Выборочная гласность цвела на дворе.
15
Итак, смотрите, поступайте осторожно, не как неразумные, но как мудрые, дорожа временем, потому что дни лукавы.
Рассеянное любопытство всё-таки выманило, выскребло Колотилкина из дачной уютной щели, и он поехал в город.
Он не знал, куда и зачем ехал. Но знал одно: надо что-то делать, не отсиживаться в затишке, как мышь под метлой.
Необъяснимая воля привела его на Красную площадь.
Площадь была перехвачена. У железных переносных перил тревожно копился народ. По огороженному проходу, как по конвейеру, от «России» уходили в сквозняк под Спасскую башню депутаты.
Нище одетая старуха тихонечко крестила их в спину.
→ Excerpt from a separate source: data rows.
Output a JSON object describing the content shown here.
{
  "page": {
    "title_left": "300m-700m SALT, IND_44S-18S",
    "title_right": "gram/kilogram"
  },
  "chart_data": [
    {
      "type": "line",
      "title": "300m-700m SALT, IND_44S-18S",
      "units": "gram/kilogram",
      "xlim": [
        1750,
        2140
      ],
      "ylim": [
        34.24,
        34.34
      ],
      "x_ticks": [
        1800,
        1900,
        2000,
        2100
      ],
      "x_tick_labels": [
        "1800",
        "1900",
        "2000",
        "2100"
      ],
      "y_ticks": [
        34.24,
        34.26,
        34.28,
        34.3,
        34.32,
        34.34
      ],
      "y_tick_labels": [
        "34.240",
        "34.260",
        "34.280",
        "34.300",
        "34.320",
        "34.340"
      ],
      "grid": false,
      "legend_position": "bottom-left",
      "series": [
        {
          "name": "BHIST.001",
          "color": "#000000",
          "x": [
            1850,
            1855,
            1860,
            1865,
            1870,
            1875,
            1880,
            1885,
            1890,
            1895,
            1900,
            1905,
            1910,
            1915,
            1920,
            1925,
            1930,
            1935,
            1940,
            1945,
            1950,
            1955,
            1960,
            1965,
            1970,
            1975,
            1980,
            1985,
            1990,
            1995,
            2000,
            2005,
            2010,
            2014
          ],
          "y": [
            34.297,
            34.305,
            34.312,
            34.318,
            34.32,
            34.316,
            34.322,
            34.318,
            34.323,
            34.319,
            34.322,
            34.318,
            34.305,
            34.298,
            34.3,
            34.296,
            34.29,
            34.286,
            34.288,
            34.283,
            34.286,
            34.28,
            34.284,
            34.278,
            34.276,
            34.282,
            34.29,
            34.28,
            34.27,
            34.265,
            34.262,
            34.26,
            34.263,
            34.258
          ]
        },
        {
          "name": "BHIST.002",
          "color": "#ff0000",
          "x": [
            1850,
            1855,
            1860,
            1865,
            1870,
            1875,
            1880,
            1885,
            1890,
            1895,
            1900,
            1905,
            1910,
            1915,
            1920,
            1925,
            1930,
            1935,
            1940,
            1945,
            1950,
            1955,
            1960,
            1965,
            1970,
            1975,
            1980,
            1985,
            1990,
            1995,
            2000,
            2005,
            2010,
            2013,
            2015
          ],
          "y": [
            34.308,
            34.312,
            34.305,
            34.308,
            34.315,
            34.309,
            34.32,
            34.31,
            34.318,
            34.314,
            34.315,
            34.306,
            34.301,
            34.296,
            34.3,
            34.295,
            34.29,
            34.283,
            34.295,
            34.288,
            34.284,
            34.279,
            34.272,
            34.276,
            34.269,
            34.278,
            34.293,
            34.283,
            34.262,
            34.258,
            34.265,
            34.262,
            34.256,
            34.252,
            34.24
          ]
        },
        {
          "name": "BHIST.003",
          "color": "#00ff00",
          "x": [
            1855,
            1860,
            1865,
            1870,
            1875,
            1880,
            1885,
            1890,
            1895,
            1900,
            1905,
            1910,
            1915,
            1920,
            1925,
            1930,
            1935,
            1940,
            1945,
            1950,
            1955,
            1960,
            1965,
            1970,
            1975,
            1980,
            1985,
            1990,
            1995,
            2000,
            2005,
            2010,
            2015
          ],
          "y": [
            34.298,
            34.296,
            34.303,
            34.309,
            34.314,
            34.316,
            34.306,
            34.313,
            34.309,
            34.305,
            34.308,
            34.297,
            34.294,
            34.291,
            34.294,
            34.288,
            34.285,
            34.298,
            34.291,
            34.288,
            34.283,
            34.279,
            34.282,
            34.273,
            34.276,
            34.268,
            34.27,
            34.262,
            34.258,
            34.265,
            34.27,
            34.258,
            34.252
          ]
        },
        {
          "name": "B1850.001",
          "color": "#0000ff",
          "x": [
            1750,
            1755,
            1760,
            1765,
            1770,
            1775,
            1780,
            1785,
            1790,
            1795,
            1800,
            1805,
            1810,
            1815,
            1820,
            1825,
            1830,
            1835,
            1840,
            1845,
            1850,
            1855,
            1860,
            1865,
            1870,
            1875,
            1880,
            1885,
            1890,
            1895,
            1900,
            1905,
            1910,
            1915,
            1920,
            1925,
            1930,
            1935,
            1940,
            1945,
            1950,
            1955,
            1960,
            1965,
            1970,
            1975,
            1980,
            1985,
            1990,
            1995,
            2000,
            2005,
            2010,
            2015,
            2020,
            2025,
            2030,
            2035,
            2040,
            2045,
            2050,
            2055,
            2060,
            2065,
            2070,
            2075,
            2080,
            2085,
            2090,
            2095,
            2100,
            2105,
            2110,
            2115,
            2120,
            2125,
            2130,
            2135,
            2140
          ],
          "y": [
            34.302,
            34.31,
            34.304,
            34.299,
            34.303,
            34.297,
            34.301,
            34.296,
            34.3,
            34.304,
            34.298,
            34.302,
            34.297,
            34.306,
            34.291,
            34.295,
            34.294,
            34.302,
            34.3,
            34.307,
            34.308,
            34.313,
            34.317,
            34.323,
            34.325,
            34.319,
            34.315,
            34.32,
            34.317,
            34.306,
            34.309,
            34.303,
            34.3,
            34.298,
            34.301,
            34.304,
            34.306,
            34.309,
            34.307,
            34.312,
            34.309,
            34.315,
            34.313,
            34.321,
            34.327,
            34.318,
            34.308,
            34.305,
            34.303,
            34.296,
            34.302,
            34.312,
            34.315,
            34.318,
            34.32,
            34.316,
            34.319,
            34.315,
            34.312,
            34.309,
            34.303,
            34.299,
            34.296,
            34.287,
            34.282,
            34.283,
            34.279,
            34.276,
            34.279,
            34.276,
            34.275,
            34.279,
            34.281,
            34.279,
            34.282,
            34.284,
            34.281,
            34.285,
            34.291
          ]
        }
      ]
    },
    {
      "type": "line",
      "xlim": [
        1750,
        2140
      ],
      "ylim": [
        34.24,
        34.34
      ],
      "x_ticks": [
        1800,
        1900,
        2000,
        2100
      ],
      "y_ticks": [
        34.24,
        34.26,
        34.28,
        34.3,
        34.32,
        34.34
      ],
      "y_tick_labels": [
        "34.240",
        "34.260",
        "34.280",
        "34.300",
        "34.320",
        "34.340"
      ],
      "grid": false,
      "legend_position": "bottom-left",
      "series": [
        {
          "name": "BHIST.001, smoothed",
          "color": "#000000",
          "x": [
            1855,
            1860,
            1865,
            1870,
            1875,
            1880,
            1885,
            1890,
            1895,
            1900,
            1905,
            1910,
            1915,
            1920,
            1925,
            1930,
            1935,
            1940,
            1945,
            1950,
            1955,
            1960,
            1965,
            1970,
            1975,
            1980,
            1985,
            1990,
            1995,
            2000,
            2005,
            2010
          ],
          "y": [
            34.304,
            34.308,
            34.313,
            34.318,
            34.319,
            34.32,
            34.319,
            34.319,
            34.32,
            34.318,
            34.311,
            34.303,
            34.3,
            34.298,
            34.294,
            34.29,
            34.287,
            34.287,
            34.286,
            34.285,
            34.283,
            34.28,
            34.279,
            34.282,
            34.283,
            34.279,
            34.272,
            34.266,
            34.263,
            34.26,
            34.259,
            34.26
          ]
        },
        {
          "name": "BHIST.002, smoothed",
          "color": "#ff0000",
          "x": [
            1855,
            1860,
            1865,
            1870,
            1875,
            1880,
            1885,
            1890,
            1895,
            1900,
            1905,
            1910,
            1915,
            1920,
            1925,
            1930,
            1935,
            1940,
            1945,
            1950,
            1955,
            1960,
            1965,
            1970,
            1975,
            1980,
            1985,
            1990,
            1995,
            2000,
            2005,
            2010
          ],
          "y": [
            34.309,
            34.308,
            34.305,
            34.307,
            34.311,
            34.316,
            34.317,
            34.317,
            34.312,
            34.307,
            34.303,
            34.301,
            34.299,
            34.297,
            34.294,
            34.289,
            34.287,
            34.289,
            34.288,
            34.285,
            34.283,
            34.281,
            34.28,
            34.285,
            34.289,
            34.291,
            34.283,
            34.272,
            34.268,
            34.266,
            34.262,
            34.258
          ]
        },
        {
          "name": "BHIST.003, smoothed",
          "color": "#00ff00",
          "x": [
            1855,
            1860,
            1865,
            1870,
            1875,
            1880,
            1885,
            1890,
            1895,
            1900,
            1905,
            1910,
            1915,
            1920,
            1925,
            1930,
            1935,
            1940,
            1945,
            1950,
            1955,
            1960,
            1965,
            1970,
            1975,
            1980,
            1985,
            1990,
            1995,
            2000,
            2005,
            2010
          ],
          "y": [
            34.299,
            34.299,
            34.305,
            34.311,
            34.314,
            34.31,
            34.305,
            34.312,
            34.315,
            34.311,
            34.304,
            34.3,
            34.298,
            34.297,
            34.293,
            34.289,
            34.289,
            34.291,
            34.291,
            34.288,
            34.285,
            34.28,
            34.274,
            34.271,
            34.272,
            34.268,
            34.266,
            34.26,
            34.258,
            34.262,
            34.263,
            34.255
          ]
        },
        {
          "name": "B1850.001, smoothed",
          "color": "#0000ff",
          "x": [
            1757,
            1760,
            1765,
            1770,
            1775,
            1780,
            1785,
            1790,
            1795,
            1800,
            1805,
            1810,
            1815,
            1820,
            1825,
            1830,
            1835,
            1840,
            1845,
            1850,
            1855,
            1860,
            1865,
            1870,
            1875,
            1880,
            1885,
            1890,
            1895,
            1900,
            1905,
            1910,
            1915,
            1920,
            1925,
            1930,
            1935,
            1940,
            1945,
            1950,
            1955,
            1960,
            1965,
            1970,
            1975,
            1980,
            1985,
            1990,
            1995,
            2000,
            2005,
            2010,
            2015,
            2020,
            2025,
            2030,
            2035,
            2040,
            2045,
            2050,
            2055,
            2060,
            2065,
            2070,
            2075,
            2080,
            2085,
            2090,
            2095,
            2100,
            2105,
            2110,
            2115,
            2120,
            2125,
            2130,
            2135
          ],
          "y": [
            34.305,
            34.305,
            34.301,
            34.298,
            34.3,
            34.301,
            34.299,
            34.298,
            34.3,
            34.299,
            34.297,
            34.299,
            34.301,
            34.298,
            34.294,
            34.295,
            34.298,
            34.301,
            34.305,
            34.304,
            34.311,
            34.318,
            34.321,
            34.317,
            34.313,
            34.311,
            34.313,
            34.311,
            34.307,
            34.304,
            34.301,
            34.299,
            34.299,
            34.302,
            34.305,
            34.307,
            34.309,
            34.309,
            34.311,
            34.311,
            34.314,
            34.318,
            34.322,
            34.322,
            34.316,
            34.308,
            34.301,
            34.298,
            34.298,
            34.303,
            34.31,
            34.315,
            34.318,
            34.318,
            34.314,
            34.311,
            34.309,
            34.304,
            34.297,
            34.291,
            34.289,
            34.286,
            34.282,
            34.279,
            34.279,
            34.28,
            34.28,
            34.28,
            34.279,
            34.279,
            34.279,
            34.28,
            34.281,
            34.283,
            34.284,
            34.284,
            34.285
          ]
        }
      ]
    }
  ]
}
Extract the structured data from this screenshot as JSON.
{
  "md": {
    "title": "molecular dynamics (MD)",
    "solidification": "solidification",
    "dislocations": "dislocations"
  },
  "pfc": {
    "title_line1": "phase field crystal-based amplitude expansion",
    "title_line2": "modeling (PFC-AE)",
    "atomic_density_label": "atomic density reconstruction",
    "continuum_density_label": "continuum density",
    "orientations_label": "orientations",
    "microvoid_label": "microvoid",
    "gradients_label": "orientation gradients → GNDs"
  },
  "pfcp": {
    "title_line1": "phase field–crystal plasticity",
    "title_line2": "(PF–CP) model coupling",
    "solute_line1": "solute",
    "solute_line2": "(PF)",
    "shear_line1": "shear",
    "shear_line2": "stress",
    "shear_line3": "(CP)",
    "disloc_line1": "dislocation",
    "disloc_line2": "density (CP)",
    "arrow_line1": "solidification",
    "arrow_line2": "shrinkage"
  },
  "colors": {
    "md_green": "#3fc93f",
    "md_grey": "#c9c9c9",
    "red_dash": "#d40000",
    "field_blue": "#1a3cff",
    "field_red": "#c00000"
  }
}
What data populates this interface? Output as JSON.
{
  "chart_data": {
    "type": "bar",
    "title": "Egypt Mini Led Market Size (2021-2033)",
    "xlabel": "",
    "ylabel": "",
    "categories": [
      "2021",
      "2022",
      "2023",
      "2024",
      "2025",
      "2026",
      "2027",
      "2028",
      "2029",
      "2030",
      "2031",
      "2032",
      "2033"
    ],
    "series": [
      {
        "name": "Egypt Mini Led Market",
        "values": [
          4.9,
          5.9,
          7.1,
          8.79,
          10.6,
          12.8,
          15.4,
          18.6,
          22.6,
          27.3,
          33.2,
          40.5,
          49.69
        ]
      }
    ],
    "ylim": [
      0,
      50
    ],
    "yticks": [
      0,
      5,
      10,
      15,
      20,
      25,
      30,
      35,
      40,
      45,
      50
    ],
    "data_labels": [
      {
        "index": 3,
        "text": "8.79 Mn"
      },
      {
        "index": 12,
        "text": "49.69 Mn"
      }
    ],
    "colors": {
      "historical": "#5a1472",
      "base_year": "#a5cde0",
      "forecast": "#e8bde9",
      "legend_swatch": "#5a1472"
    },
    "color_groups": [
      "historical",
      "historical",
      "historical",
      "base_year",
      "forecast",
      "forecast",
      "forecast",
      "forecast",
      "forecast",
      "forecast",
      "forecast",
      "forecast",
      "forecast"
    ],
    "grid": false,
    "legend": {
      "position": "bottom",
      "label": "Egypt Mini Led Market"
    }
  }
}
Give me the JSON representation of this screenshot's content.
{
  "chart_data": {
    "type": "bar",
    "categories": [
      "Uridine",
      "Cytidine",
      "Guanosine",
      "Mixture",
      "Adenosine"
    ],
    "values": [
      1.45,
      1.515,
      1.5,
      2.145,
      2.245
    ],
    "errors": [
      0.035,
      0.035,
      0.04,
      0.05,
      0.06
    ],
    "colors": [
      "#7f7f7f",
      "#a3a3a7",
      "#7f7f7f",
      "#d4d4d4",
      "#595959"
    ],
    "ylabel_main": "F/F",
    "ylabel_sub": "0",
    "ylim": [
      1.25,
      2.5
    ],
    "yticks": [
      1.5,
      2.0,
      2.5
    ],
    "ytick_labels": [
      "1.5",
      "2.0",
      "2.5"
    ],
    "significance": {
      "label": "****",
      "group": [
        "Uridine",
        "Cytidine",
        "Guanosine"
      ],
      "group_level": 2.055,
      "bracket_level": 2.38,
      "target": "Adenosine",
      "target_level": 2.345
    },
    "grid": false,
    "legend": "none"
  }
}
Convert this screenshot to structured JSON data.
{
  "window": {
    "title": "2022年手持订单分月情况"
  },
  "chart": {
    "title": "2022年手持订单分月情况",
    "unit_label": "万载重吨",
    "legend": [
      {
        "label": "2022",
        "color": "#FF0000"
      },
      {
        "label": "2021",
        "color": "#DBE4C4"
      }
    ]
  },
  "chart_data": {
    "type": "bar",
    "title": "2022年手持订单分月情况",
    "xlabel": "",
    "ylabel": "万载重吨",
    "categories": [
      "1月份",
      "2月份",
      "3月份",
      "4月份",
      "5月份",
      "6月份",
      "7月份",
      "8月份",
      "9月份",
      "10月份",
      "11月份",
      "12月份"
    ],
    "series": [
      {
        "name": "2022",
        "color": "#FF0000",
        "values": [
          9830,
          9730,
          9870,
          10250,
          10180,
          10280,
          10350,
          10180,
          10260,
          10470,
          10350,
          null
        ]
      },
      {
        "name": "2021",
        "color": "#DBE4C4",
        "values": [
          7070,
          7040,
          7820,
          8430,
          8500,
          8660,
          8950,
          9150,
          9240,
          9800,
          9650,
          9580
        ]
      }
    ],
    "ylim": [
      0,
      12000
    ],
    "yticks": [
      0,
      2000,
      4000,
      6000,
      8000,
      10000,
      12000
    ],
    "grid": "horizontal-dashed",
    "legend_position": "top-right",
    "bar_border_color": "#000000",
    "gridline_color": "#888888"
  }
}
— Зачем вы всё перекрыли? — спросила милиционера женщина, похожая на Куркову, что вела вчера ленинградское «Пятое колесо».
— В целях безопасности.
— От кого вы нас спасаете? От своих избирателей? Вот мой мандат… Уберите ограду.
— Убрать! — подхватила толпа. — Убрать!
— Извините. Я поставлен сюда исполнять порядок. Вам надобен дух закона. А мы приставлены чтить букву.
И женщина, похожая на Куркову, а может, и сама Куркова, со вздохом побрела к зияющему на сквозняке простору в алости стены.
— Россияне! — набатно ударил над площадью могучий бас.
Колотилкин не видел лица говорившего, но отчетливо видел у ограды державно вскинутую руку, протянутую к людям, что шли к Кремлю.
— Россияне! Неужели у вас не дрогнет рука вычёркивать из списка Ельцина? Партия его долго вычёркивала. А народ — вписывал! Партия вычёркивала. А народ — вписывал! Вписывал!! Вписывал!!! Ельцин не святой. Бойтесь безгрешных! Нами слишком долго руководили святые. И вот к чему пришла страна!
Новый голос:
— Ельцин не с партией! Вороны летают стаями. А орёл летает один! И он — наш!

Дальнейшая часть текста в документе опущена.